El bosque
El bosque es un mundo en susurros, donde cada rama cuenta historias antiguas y cada hoja caída guarda un secreto. Bajo su dosel, todo respira en calma, y cada paso invita a descubrir un rincón más del misterio verde que lo envuelve.
Ah, el bosque! Ese teatro de lo absurdo donde nada se detiene, ni siquiera para explicarnos de qué va el guion. Entras en sus senderos con la ilusión de una caminata tranquila, esperando poco más que un susurro de hojas y algún pájaro desafinado. Pero el bosque, amigo mío, es una caja de sorpresas y suele recibirnos con un despliegue casi insultante de entusiasmo, como si hubiera ensayado durante años solo para el momento en que tú aparecieras.
Tomemos, por ejemplo, la flora. No tardas en darte cuenta de que todo allí está en una suerte de batalla territorial y, si me lo preguntas, algo desquiciada. Observa los helechos: verdes, pomposos y de un tamaño que solo se puede calificar de «escandaloso». Estos vegetales de otro tiempo te envuelven como un ejército de primos entrometidos, y al menor descuido te verás enredado, atrapado en una red de frondas que se niega a soltarte. Más allá, un roble octogenario estira sus ramas nudosas, lanzando sombras de aspecto misterioso. Tiene una corteza tan rugosa que podrías jurar que ha sobrevivido guerras y batallas territoriales más largas que la historia misma.

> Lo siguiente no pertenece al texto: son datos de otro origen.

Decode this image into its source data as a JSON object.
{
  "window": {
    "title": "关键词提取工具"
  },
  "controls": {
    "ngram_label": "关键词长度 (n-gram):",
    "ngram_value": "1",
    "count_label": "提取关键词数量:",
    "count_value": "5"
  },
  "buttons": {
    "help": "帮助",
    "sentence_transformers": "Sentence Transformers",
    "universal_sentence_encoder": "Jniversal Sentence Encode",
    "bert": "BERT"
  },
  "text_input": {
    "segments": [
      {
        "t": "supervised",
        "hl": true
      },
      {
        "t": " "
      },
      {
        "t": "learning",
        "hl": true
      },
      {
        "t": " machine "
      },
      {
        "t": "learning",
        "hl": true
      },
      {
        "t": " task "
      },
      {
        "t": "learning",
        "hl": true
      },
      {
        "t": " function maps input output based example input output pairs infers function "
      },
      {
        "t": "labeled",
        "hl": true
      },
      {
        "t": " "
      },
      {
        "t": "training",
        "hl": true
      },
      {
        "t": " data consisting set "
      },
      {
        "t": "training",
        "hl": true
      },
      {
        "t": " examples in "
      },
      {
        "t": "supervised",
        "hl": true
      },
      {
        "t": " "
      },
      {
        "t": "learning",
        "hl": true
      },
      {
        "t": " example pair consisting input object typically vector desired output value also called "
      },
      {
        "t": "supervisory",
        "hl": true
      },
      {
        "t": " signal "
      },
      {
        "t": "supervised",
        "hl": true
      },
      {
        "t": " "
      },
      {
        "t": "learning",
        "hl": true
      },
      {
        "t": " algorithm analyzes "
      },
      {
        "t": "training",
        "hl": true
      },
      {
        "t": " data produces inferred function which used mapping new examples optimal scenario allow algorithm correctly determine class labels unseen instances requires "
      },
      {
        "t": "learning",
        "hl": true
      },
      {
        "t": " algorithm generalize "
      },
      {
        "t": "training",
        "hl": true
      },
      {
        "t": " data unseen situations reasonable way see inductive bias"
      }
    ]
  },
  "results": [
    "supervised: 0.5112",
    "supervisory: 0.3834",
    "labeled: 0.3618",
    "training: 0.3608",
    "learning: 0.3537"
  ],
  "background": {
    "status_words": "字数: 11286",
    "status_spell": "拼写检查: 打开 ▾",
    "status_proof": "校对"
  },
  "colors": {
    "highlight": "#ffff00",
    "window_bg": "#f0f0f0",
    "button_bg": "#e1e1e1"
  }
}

Pero el espectáculo real son, claro, los animales. Mientras tus botas crujen sobre la hojarasca, una miríada de criaturas se asoman, un tanto suspicaces, desde sus escondites. Allí están las ardillas, rápidas y eficaces, con una elegancia que avergonzaría a cualquier ladrón de bancos. Se deslizan entre los troncos con un fervor olímpico, lanzándote miradas de reojo que claramente dicen “pisa aquí y verás lo que es una nuez arrojada con precisión suiza”. No hay tiempo de entablar conversación con ellas, pues son criaturas con una agenda que haría palidecer a cualquier ejecutivo, y además, si no huyes rápidamente, uno de esos roedores diminutos te dará una lección de cómo guardar comida para el invierno.
Y qué decir de los pájaros. En el mundo aviar del bosque, la discreción es un concepto desconocido. El petirrojo se planta en la rama baja de un árbol y te observa con esa actitud de crítica imparcial que tanto les gusta a las aves, como si estuviera juzgando tu elección de ropa o, peor aún, tus habilidades como caminante. Canta un poco, más para sus propios oídos que para los tuyos, y se marcha con un destello de color como si el bosque entero fuera su pasarela personal. Pero mi favorito personal es el mirlo, ese personaje de ceja fruncida y canto melodramático. Te desafía con sus gorjeos que son mitad advertencia y mitad cotilleo, y hasta parece decirte: «En mi territorio, amigo, mejor que recuerdes quién manda».
No falta el insecto osado que, pese a su tamaño insignificante, intenta trepar por tus botas con un propósito que jamás entenderemos del todo. Las hormigas, en particular, son tan impertinentes como diligentes. Están tan ocupadas transportando lo que sea que hayan decidido que es digno de almacenar —una hoja, una ramita o, a veces, el cadáver de alguna desafortunada araña— que es fácil sentirse, francamente, perezoso en comparación. Claro, si te quedas lo suficientemente quieto, pronto verás que tus piernas son consideradas como una nueva carretera pública, y te verás forzado a interrumpir la marcha para despejar la invasión.
Sin embargo, por encima de todo, en esos raros momentos de paz, el bosque te regala su mejor tesoro: el murmullo suave de sus propios secretos. Cuando el viento acaricia las copas de los árboles, hay un sonido bajo y profundo que parece hablar en un idioma solo para aquellos que están dispuestos a escucharlo sin prisa. Es como si el bosque estuviera soltando, muy a regañadientes, sus historias ancestrales.
Al final del camino, con las piernas cansadas y el corazón un poquito más ligero, te das cuenta de que el bosque, en su caos y su comedia, ha cumplido su promesa. No te ha dado respuestas, pero sí un puñado de preguntas y una buena cantidad de anécdotas. Porque en la naturaleza, como en la vida misma, no se trata de encontrarle sentido a todo. Basta con observar, reírse de la locura general y seguir adelante, sabiendo que en algún recodo del sendero siempre hay otra sorpresa aguardando entre las sombras.